Zera dan Bella pun tak hadir. Mereka hanya hidup berdua, Roni dan Jasmine. Roni memiliki seorang adik, namun naasnya adik laki-laki nya, serta istrinya telah meninggal dunia, menyisakan sepupu satu-satunya yang bernama Yono.

Dan sekarang ayahnya sendirian. Bahkan nasib ayahnya sengsara, karena Zera dengan sifatnya yang buruk membuat tetangga juga menjauhi keluarganya.

Jasmine memeluk nisan itu sembari terus menangis. Walau sudah ditinggal oleh Ibunya, namun tetap saja hatinya tidak rela jika ayahnya juga ikut diambil.

Dia tidak peduli, jika rumahnya harus diambil oleh Zera dan Bella. Yang sekarang ia pedulikan adalah ayahnya.

Sedangkan Aleo hanya menatapnya datar, dia pernah berada di posisi ini, ketika ibunya sendiri mati dihadapannya saat umurnya masih empat belas tahun.

Itu rasanya benar-benar menyakitkan.

Setelah membacakan beberapa doa dan membaca Yasin, Jasmine terdiam di dekat gundukan tanah itu, menangis kecil dengan isakan. Ini sangat menyakitkan, dadanya sesak, dan mau seberapa pun ia berhenti menangis, air mata itu tak akan kunjung berhenti.

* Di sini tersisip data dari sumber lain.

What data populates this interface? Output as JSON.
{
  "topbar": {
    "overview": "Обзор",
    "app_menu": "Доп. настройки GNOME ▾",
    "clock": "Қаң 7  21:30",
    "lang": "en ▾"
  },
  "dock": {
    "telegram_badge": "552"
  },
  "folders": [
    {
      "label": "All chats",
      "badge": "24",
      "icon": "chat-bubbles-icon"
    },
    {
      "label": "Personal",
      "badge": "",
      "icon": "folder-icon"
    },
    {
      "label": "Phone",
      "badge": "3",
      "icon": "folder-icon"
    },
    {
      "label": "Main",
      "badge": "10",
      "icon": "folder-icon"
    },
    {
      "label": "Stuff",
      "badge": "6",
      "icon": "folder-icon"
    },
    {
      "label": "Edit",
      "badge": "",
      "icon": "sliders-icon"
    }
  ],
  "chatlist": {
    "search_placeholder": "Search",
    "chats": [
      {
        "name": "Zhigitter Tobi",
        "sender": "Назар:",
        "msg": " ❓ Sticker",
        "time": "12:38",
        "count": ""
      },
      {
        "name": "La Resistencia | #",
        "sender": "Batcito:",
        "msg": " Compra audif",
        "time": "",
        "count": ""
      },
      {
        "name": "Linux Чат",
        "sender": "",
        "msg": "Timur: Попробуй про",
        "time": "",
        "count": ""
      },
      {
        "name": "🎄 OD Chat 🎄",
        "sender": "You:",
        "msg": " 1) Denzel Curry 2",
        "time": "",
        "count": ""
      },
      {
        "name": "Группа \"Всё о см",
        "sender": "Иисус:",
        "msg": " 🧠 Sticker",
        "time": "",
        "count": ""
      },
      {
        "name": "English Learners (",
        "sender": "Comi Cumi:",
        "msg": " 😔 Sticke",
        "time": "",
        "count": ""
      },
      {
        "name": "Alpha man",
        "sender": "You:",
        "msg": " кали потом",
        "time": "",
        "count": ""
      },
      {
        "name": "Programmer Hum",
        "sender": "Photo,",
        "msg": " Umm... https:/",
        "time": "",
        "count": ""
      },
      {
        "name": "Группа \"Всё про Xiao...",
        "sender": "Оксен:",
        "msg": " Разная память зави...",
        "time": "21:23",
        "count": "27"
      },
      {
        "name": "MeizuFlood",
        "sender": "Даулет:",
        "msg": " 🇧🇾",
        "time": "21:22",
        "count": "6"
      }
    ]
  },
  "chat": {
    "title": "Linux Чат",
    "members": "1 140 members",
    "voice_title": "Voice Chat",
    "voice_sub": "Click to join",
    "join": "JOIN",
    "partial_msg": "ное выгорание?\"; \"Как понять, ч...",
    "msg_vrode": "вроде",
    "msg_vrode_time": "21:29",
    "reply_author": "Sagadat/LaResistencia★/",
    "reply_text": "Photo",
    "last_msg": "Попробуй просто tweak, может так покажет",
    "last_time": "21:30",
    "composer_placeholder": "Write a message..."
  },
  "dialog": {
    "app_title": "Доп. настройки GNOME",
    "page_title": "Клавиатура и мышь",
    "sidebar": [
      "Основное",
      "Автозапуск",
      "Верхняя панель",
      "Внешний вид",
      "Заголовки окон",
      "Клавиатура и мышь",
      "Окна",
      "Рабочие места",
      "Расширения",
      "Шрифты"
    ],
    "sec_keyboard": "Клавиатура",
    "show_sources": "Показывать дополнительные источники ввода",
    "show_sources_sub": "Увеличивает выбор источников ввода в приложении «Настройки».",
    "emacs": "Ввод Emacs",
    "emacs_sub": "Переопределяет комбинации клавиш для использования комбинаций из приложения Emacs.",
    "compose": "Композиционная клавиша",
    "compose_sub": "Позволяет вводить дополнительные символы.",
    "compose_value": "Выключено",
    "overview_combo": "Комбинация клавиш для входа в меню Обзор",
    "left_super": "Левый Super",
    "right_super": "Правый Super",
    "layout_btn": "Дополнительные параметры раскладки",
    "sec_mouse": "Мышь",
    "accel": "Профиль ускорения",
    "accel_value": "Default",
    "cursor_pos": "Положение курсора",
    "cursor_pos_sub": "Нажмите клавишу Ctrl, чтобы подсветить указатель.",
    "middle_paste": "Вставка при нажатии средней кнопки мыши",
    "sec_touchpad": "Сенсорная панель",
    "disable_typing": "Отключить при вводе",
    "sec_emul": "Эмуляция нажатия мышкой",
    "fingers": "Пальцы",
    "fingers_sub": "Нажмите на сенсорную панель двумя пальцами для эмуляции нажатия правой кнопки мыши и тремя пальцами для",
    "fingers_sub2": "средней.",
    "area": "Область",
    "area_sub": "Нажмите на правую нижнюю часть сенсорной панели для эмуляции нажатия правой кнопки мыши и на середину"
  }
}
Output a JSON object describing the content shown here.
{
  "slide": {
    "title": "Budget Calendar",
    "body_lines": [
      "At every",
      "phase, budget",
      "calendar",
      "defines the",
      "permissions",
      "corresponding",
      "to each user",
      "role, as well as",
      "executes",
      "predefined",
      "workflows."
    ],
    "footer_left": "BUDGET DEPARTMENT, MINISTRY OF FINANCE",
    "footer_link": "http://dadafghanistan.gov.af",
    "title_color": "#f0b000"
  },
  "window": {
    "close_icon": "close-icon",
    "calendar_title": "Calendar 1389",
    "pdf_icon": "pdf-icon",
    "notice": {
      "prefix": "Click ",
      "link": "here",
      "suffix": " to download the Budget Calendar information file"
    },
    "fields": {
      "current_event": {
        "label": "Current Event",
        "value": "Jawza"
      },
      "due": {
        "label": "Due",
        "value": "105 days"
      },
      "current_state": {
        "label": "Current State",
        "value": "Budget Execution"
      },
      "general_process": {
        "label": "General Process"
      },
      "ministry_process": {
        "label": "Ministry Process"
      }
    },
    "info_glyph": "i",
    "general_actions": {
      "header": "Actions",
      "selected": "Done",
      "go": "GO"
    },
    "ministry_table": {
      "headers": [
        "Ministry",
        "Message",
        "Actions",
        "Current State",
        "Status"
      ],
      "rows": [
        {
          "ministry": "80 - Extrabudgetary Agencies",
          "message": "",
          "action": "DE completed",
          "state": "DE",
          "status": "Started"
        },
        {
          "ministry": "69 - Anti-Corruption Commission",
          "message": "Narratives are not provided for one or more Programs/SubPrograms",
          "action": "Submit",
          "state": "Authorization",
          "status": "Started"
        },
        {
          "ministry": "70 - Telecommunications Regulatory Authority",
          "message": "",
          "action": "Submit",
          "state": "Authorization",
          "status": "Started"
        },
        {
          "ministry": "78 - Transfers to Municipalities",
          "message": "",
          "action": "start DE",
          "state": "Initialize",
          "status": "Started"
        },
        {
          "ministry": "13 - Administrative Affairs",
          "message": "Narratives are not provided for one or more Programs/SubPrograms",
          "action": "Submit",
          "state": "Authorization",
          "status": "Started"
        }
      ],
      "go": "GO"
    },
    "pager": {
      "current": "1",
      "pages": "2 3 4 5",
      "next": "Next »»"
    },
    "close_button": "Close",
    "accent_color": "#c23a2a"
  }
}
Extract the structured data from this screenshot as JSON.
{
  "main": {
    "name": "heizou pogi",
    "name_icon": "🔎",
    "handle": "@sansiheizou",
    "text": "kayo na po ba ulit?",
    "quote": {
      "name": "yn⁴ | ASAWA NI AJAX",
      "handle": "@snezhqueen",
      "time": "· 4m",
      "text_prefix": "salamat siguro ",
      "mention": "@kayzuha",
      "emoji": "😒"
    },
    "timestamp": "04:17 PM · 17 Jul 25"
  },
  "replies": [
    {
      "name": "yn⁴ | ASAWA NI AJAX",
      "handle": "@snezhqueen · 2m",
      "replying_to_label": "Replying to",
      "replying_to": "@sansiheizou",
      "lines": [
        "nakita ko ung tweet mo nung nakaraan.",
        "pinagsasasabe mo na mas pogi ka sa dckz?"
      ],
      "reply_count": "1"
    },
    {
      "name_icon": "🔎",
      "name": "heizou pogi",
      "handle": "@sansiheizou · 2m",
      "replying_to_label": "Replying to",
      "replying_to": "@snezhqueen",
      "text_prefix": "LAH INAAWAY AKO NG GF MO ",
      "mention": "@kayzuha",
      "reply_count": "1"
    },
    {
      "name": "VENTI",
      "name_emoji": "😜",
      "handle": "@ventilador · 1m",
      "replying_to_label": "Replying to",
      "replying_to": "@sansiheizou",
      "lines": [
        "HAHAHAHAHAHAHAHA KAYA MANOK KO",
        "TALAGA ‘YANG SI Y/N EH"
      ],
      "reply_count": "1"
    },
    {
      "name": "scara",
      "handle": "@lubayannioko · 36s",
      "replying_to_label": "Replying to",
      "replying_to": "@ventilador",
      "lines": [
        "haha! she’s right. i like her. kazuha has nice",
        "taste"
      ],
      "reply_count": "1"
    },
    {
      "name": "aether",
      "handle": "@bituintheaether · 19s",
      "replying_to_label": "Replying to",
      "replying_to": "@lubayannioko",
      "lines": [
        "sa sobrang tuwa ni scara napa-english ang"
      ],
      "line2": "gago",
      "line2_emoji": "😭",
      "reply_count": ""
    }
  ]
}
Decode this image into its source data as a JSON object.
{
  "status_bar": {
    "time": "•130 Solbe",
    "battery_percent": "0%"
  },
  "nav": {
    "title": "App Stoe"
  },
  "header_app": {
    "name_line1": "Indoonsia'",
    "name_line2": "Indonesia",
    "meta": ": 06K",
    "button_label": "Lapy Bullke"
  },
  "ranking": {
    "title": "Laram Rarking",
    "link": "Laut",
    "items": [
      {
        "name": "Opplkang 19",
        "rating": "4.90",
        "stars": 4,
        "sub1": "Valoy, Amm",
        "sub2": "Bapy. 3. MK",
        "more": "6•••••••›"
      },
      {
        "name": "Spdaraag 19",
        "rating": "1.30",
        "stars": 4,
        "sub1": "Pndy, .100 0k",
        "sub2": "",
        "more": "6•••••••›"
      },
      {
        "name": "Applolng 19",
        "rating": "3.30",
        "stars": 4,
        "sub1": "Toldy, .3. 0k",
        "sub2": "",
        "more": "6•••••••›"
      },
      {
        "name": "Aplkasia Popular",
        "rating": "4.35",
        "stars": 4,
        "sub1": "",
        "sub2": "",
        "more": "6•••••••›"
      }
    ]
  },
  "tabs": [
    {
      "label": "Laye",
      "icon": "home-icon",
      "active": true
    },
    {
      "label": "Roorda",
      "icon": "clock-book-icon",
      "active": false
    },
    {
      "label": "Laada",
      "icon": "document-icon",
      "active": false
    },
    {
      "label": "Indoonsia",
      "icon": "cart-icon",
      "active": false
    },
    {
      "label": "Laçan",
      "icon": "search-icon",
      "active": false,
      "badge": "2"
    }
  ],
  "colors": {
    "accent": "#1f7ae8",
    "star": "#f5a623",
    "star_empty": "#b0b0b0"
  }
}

Sangat sesak, hingga ia tak bisa berkata apapun lagi.

“Jasmine disini selalu doain kalian. Maafin Jasmine sekali lagi yah, Jasmine pamit. Assalamualaikum.” Untuk terakhir kalinya perempuan itu mencium nisan yang tertulis nama Roni, tak luput ia kembali membacakan doa-doa untuk ayahnya disana.

“Ayo Aleo, kita pulang.” Senyumnya paksa dengan hidung yang memerah dan wajah yang sudah kacau.

Aleo mengangguk, namun sebelum itu ia berjongkok di nisan Roni dan berbisik.

“Saya akan jaga anak anda sebisa mungkin, maaf atas segala kesalahan yang pernah saya perbuat dulu. Saya pamit, Assalamualaikum.”

×××××

“Halo,” Aleo menempelkan benda pipih itu di telinganya, panggilan telepon dari Viko membuatnya yang tadi sibuk mengurus berkas-berkas perusahaan Bara, harus terganggu dengan panggilan telepon dari laki-laki itu.